Selon plusieurs sources locales, des discussions seraient en cours au sein de la jeunesse afin d’évaluer les actions à entreprendre pour exprimer leur désaccord avec cette éventuelle réaffectation. Des consultations informelles se tiendraient notamment autour de l’organisation d’activités citoyennes destinées à faire entendre leur position.
D’après les informations recueillies, plusieurs options seraient envisagées. Certains jeunes évoqueraient la possibilité de profiter de la marche de l’opposition prévue le 3 juin pour faire connaître leurs préoccupations, tandis que d’autres privilégieraient une initiative distincte à une date ultérieure afin de démontrer leur mobilisation.

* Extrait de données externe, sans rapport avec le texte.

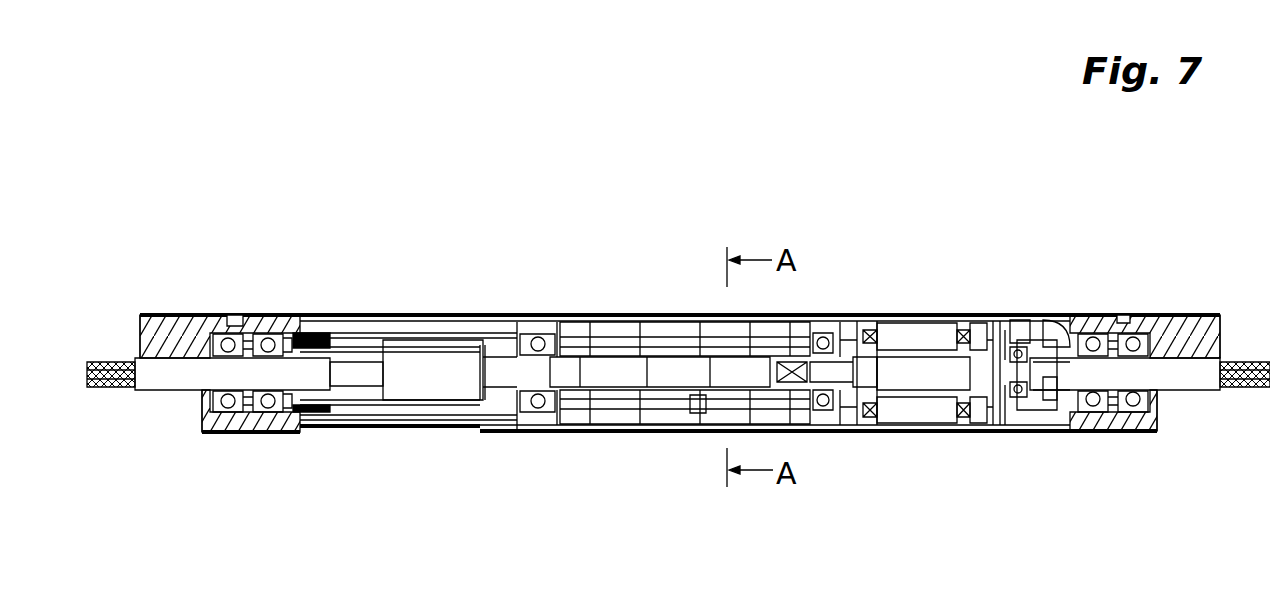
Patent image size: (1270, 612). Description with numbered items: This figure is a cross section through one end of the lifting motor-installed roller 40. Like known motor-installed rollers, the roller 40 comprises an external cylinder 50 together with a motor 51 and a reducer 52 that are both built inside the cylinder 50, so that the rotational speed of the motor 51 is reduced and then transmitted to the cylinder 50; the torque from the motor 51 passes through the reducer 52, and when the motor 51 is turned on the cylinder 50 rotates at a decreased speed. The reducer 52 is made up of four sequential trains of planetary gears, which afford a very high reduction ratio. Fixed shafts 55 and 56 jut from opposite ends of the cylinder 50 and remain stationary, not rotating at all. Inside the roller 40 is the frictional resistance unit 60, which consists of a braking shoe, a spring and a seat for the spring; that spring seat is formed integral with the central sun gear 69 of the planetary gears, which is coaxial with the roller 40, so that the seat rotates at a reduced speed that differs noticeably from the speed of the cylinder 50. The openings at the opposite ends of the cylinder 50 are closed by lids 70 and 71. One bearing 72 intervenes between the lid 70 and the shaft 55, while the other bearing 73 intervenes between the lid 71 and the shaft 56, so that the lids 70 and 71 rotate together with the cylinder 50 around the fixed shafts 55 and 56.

Un retour qui ravive des controverses passées
Le magistrat Makwanza et le procureur Émile Ndjale avaient déjà fait l’objet de critiques de la part d’une frange de la population locale concernant leur gestion de certains dossiers judiciaires. À l’époque, plusieurs accusations avaient été formulées à leur encontre par des citoyens et des organisations locales.
Ces allégations portaient notamment sur de supposés abus dans l’exercice de leurs fonctions ainsi que sur des comportements jugés incompatibles avec leurs responsabilités. Toutefois, il convient de rappeler que ces accusations relèvent des dénonciations faites par leurs détracteurs et qu’elles n’ont pas nécessairement fait l’objet de décisions judiciaires définitives établissant leur responsabilité.
En juillet 2025, un mouvement de contestation populaire avait conduit à une forte tension dans la ville de Kenge, poussant les deux magistrats à quitter temporairement leur poste.
Entre interrogations et attentes
L’éventualité de leur retour suscite aujourd’hui diverses interrogations au sein de la population. Certains habitants estiment que cette décision risque de raviver des tensions encore présentes, tandis que d’autres appellent au respect des procédures administratives et judiciaires en vigueur.
Dans ce contexte, plusieurs observateurs plaident pour l’apaisement et le dialogue afin d’éviter toute escalade et de garantir le maintien de l’ordre public. Les autorités compétentes sont également attendues sur leur capacité à gérer cette situation avec sérénité et dans le respect de l’État de droit.
Alors que les spéculations se multiplient, l’attention reste désormais tournée vers les prochaines décisions administratives et les réactions qu’elles pourraient susciter au sein de la population de Kenge.